Sarışın kadın ve genç Yaşlı Generali taşıyarak yavaşça köşkün kapısından girdiler… Köşk kapısı açıldığında bir salonun içine girdiler, bu salon kırmızı halılar ve gümüş şamdanlarla süslenmişti. Salonun merkezinden yukarı doğru iki kenardan yükselen merdivenler vardı, bu merdivenler salonun neredeyse yarısını kapsayan bir balkona çıkıyordu.

 


“Merlin! İhtiyar buraya gel… Arthas… Arthas kaza geçirdi, kontrol etmelisin.” Sarışın güzel kadın güçlü bir şekilde bağırdı.

 


“Ah!
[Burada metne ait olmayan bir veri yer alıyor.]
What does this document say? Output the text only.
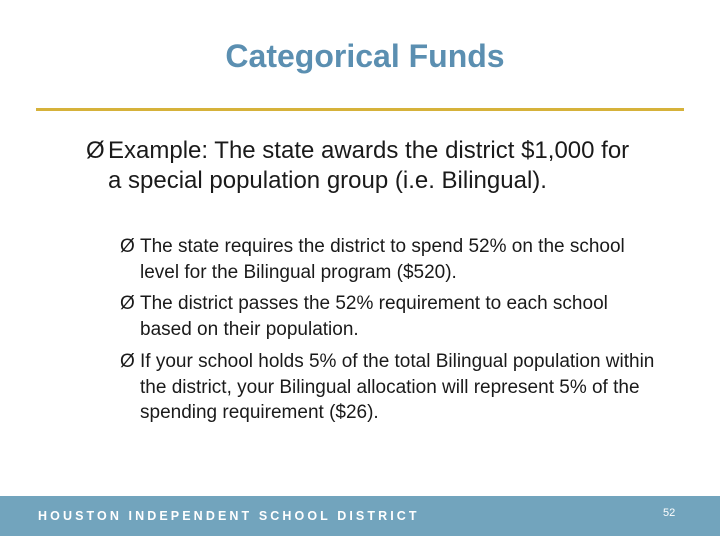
Categorical Funds
Ø Example: The state awards the district $1,000 for a special population group (i.e. Bilingual).
Ø The state requires the district to spend 52% on the school level for the Bilingual program ($520).
Ø The district passes the 52% requirement to each school based on their population.
Ø If your school holds 5% of the total Bilingual population within the district, your Bilingual allocation will represent 5% of the spending requirement ($26).
HOUSTON INDEPENDENT SCHOOL DISTRICT	52
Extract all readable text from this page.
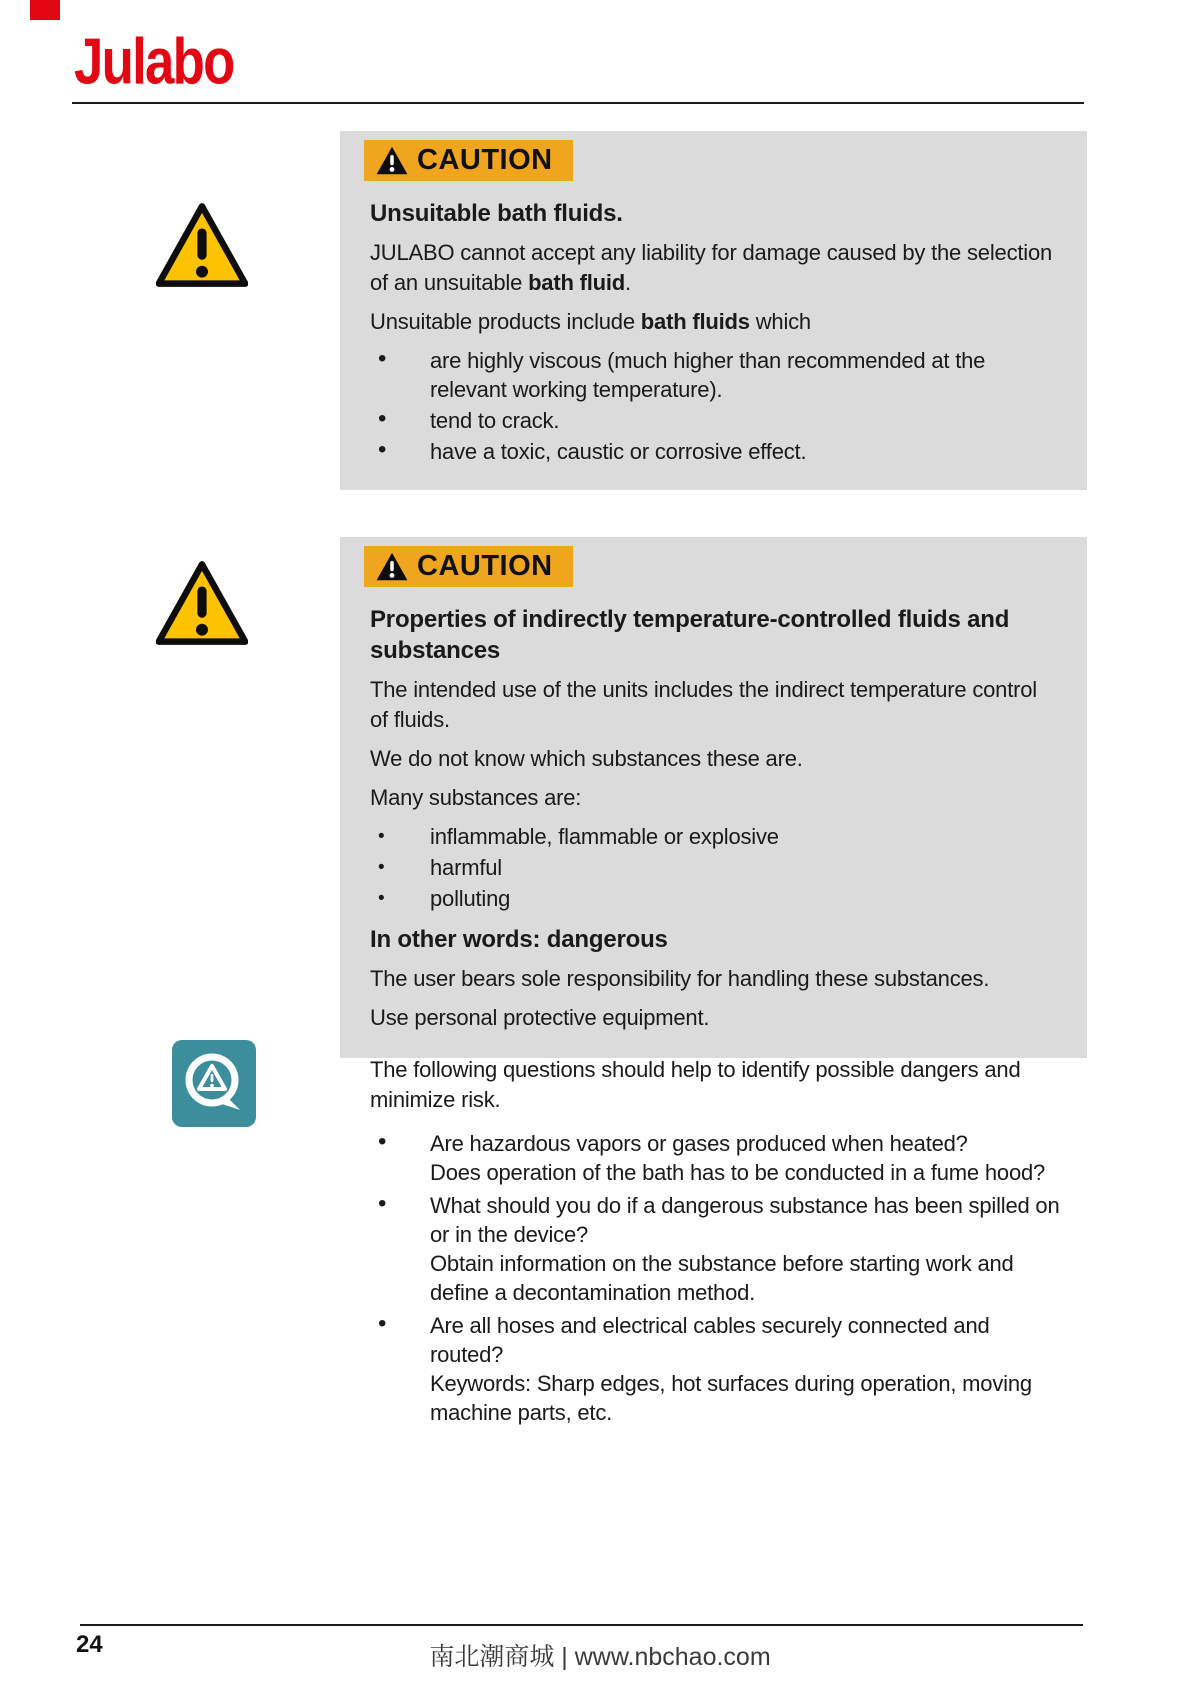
Julabo
CAUTION
Unsuitable bath fluids.

JULABO cannot accept any liability for damage caused by the selection of an unsuitable bath fluid.

Unsuitable products include bath fluids which

• are highly viscous (much higher than recommended at the relevant working temperature).
• tend to crack.
• have a toxic, caustic or corrosive effect.
CAUTION
Properties of indirectly temperature-controlled fluids and substances

The intended use of the units includes the indirect temperature control of fluids.

We do not know which substances these are.

Many substances are:

• inflammable, flammable or explosive
• harmful
• polluting
In other words: dangerous

The user bears sole responsibility for handling these substances.

Use personal protective equipment.

The following questions should help to identify possible dangers and minimize risk.

• Are hazardous vapors or gases produced when heated?
Does operation of the bath has to be conducted in a fume hood?
• What should you do if a dangerous substance has been spilled on or in the device?
Obtain information on the substance before starting work and define a decontamination method.
• Are all hoses and electrical cables securely connected and routed?
Keywords: Sharp edges, hot surfaces during operation, moving machine parts, etc.
24	南北潮商城 | www.nbchao.com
Jessica bağırmana gerek yok, sizi patikadayken fark ettim zaten…” uzun boylu sıska yaşlı bir adam Salonun balkonundan seslendi.

Yavaş yavaş merdivenlerden inmeye başladığında Merlin, Yaşlı General sesin sahibini görmeye başladı…

 


Uzun boylu sıska yaşlı bir adamdı. Beyaza yakın gri bir cübbeli bir adamdı, gri cübbesinin yakasından aşağıya doğru inen beyaz bir şerit vardı, şeritlerin üzerinde garip işlemeler mevcuttu.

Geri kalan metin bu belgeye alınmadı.